Many writers felt that Rosset and Grove became more a champion than just publisher. "Yes, absolutely!" he replies enthusiastically. " And we were."
BUSTER, STEVE AND MARLON
He got Beckett to script a film starring Buster Keaton called, typically enough, Film -- which Rosset produced. It failed commercially but he laughs at the memory of a $500,000 offer for the film rights of Waiting for Godot.
"I got it all screwed up,² he admits. "Steve McQueen was going to be the lead and Beckett asked me what McQueen looked like. I didn't know who Steve McQueen was -- I got him mixed up with James Garner --so I told him he was a big, husky, heavy-set fellow.
"And Marlon Brando was supposed to be in it and I said he was also very big and heavy. And Beckett said, 'Oh no, my characters are shadows.' So he turned it down in one minute . Later I thought I'd made a terrible error and if I'd known I'd have told him they were both short and skinny guys..."

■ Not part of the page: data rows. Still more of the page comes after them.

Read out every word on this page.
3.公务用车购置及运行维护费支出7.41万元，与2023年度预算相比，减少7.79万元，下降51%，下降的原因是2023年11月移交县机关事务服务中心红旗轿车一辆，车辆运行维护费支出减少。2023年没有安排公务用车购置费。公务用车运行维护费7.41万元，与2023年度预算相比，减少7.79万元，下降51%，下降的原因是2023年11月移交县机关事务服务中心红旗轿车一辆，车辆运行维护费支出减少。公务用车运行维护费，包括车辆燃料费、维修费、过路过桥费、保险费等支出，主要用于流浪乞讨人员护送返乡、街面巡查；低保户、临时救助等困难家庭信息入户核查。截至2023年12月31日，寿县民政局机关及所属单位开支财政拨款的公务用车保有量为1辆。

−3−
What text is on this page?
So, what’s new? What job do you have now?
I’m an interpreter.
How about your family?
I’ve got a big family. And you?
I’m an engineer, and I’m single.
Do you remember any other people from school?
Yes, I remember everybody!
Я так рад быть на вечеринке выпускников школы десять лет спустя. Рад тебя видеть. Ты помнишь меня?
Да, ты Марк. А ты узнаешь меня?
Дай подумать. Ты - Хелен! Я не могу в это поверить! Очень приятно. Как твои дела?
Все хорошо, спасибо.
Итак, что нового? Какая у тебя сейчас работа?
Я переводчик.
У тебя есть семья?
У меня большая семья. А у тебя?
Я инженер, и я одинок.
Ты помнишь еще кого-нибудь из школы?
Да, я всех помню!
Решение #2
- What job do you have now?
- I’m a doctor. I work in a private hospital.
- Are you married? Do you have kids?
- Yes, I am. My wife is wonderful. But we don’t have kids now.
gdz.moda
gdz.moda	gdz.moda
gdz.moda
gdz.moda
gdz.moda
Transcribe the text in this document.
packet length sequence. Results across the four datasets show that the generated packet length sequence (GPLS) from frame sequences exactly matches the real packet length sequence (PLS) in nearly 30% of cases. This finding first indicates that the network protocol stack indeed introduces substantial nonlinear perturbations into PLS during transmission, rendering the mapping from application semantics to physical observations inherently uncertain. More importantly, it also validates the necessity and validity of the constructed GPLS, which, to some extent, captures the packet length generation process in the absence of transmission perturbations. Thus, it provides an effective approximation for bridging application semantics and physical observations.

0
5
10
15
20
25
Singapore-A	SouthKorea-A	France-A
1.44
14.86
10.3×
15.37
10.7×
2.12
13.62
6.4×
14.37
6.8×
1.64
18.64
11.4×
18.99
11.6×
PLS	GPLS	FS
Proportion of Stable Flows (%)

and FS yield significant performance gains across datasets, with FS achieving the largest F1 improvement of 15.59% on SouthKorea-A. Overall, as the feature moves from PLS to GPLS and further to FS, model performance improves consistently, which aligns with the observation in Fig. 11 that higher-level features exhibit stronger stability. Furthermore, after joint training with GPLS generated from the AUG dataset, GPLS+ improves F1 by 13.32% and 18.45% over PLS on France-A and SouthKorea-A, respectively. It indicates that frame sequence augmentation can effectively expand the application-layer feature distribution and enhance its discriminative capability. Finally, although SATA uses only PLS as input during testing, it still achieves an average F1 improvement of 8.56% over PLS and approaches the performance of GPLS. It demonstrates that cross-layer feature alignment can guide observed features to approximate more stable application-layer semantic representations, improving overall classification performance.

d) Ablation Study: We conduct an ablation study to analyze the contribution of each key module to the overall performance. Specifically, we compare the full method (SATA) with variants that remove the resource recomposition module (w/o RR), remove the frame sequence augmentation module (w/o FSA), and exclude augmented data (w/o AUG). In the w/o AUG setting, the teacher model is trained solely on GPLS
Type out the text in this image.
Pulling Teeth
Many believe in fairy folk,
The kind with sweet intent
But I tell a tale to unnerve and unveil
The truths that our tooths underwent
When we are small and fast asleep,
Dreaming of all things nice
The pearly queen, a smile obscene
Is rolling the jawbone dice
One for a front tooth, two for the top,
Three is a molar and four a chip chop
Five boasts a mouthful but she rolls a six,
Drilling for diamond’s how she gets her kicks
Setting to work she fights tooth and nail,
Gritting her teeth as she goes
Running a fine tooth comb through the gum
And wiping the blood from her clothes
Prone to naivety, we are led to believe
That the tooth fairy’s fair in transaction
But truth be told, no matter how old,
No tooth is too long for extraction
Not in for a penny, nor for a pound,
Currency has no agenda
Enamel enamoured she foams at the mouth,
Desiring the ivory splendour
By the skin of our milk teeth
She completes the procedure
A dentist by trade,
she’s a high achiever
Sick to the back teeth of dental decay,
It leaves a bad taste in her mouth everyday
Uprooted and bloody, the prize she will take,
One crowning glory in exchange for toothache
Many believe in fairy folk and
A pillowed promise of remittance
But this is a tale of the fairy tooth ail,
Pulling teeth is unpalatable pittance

He overturned U.S. film censorship laws in 1970 by distributing a sexually explicit Swedish film I Am Curious (Yellow). It was a highly lucrative move which subsidised other ventures. However the publishing world had changed with Grove finding it increasingly difficult to compete with the new giants. It led to an acrimonious takeover in 1985. After 35 years on Houston Street Rosset was out. Characteristically, he set up Blue Moon Books and started again. Beckett, after whom Rosset named one of his four children, refused to write for Grove and handed Stirrings Still to Blue Moon, dedicating it to the lone publisher: It was Beckett's last work.
Blue Moon has since gone into bankruptcy after getting mired in a virus-like lawsuit that originated with third parties in Las Vegas. Bouncing back once more he set up Foxrock Publishing, named after the birthplace of his "first and foremost" author. Rosset's visit to Ireland would have meant little had he not gone west. Travelling the road with Astrid Myers, his partner of 15 years, the fearless defender of small voices grew quieter as we closed the distance. Crossing the Shannon at Athlone seemed like a delivery into some sort of folk memory, framed by stone walls and windbent trees. Barney watched it all in silence. "You got the camera Astrid?" he checked nervously, as though concerned these images might slip away.
Arriving at Ballyforan in Co. Roscommon we were surprised to see a village pub named 'The Big Apple. ' Marquee evidence of a homecoming. We pulled in for a few minutes, awaiting Barney's welcoming relatives to bring us to Roger Tansey's original holding on the Galway side of the River Suck. A young boy turned the corner to find three strangers waiting aimlessly on the side of the road. "Are ye lost?" he asked, echoing a line from a now familiar play.